Education is worth the investment
There is no greater financial investment in one’s future than a college degree. While this viewpoint has its critics, the reality is the value of a degree has never been greater.
Despite public questions about a degree’s worth, the pay gap between college graduates and those without a degree reached a high in 2013.
According to new data, based on an analysis of Labor Department statistics by the Economic Policy Institute, Americans with four-year college degrees earn 98 percent more per hour on average than those without a degree. And the wage gap is only increasing, up from 89 percent five years ago, 85 percent a decade earlier, and 64 percent in the early 1980s.
College graduates are also more likely to be employed full-time than their less-educated counterparts, and are less likely to be unemployed, 4 percent versus 12 percent, according to a survey by the Pew Research Center.
Liberal arts graduates are not excluded from this reality. The vast majority with degrees in the humanities and social sciences are employed, and at salaries significantly higher than those having earned only a high school diploma.
Putting the cost of college in perspective, 30 percent of students are earning their degrees at institutions where tuitions range from $6,000 to $9,000 annually. At Indiana University Northwest, tuition and fees are at the lower end of this spectrum, furthering our commitment to the region’s students that a high-quality IU degree is accessible and affordable.
Students nationwide are also making smarter financial choices. The National Center of Education Statistics found that more than one-third of graduates have no debt, while 12 percent owe $1,000 to $10,000. Professional school graduates owing $100,000 account for only one percent.
We work hard, throughout IU, to educate our students on the long-term effects of student loan debt. Thanks, in great part, to a successful Financial Literacy program, IU Northwest undergraduates who took out federal loans decreased by 23 percent in the last year, and the amount borrowed fell by nearly 30 percent.
Regional campuses, like Indiana University Northwest, play a critical role in the higher education system, ensuring all students have an opportunity to invest in their future through personal, affordable and life-changing education.
Take, for instance, Candyce Mehler of Whiting, a 2014 IU Northwest graduate. Earning her bachelor’s degree in Spanish, with minors in chemistry and biology, Candyce selected IU Northwest as her IU.
She is proud of her accomplishments, made possible by an affordable institution that supported her need and desire to work, volunteer, conduct research and contribute to her family, all while being a student.
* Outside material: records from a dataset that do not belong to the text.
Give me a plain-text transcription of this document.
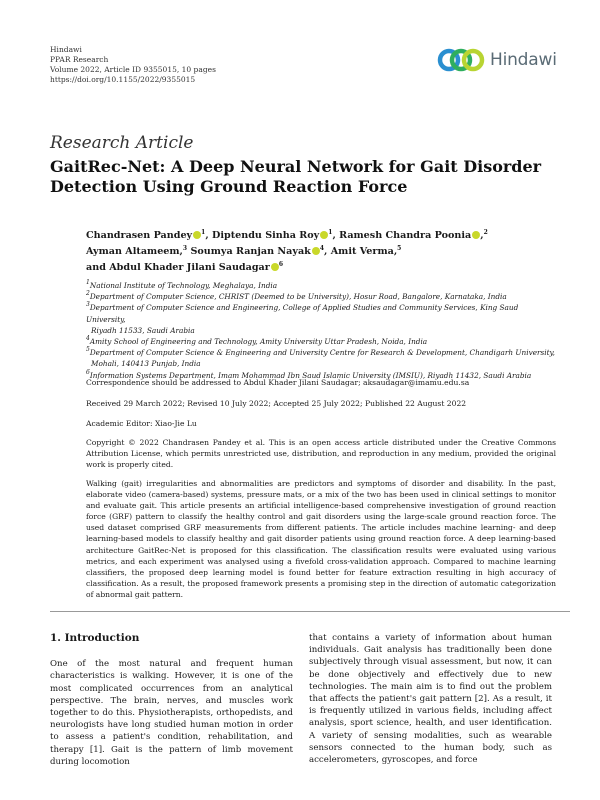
Hindawi
PPAR Research
Volume 2022, Article ID 9355015, 10 pages
https://doi.org/10.1155/2022/9355015
Hindawi
Research Article
GaitRec-Net: A Deep Neural Network for Gait Disorder Detection Using Ground Reaction Force
Chandrasen Pandey $^1$, Diptendu Sinha Roy $^1$, Ramesh Chandra Poonia ,$^2$
Ayman Altameem,$^3$ Soumya Ranjan Nayak $^4$, Amit Verma,$^5$
and Abdul Khader Jilani Saudagar $^6$
$^1$National Institute of Technology, Meghalaya, India
$^2$Department of Computer Science, CHRIST (Deemed to be University), Hosur Road, Bangalore, Karnataka, India
$^3$Department of Computer Science and Engineering, College of Applied Studies and Community Services, King Saud University,
Riyadh 11533, Saudi Arabia
$^4$Amity School of Engineering and Technology, Amity University Uttar Pradesh, Noida, India
$^5$Department of Computer Science & Engineering and University Centre for Research & Development, Chandigarh University,
Mohali, 140413 Punjab, India
$^6$Information Systems Department, Imam Mohammad Ibn Saud Islamic University (IMSIU), Riyadh 11432, Saudi Arabia
Correspondence should be addressed to Abdul Khader Jilani Saudagar; aksaudagar@imamu.edu.sa
Received 29 March 2022; Revised 10 July 2022; Accepted 25 July 2022; Published 22 August 2022
Academic Editor: Xiao-Jie Lu
Copyright © 2022 Chandrasen Pandey et al. This is an open access article distributed under the Creative Commons Attribution License, which permits unrestricted use, distribution, and reproduction in any medium, provided the original work is properly cited.
Walking (gait) irregularities and abnormalities are predictors and symptoms of disorder and disability. In the past, elaborate video (camera-based) systems, pressure mats, or a mix of the two has been used in clinical settings to monitor and evaluate gait. This article presents an artificial intelligence-based comprehensive investigation of ground reaction force (GRF) pattern to classify the healthy control and gait disorders using the large-scale ground reaction force. The used dataset comprised GRF measurements from different patients. The article includes machine learning- and deep learning-based models to classify healthy and gait disorder patients using ground reaction force. A deep learning-based architecture GaitRec-Net is proposed for this classification. The classification results were evaluated using various metrics, and each experiment was analysed using a fivefold cross-validation approach. Compared to machine learning classifiers, the proposed deep learning model is found better for feature extraction resulting in high accuracy of classification. As a result, the proposed framework presents a promising step in the direction of automatic categorization of abnormal gait pattern.
1. Introduction

One of the most natural and frequent human characteristics is walking. However, it is one of the most complicated occurrences from an analytical perspective. The brain, nerves, and muscles work together to do this. Physiotherapists, orthopedists, and neurologists have long studied human motion in order to assess a patient's condition, rehabilitation, and therapy [1]. Gait is the pattern of limb movement during locomotion

that contains a variety of information about human individuals. Gait analysis has traditionally been done subjectively through visual assessment, but now, it can be done objectively and effectively due to new technologies. The main aim is to find out the problem that affects the patient's gait pattern [2]. As a result, it is frequently utilized in various fields, including affect analysis, sport science, health, and user identification. A variety of sensing modalities, such as wearable sensors connected to the human body, such as accelerometers, gyroscopes, and force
Candyce is well-prepared for her next educational journey—attending medical school.
As the region’s university, IU Northwest’s highest priority is to enable the students of northwest Indiana to have a transformative experience that provides them the full value of a college degree.
We take seriously our role in enabling our students, and our communities, to advance. In fact, nearly three-quarters of our graduates stay local, strengthening our regional health and economic resilience.
Unless the diverse students of northwest Indiana, whom our campus serves, have the opportunity to succeed academically and complete their degrees, none of the nation’s goals for increasing numbers of college graduates are attainable, or even meaningful.
William J. Lowe is chancellor of Indiana University Northwest in Gary, Ind. As one of seven Indiana University campuses, IU Northwest leads the northwest Indiana region as the premier, urban campus dedicated to serving the needs of more than 6,000 students from the state’s most diverse and industrialized region.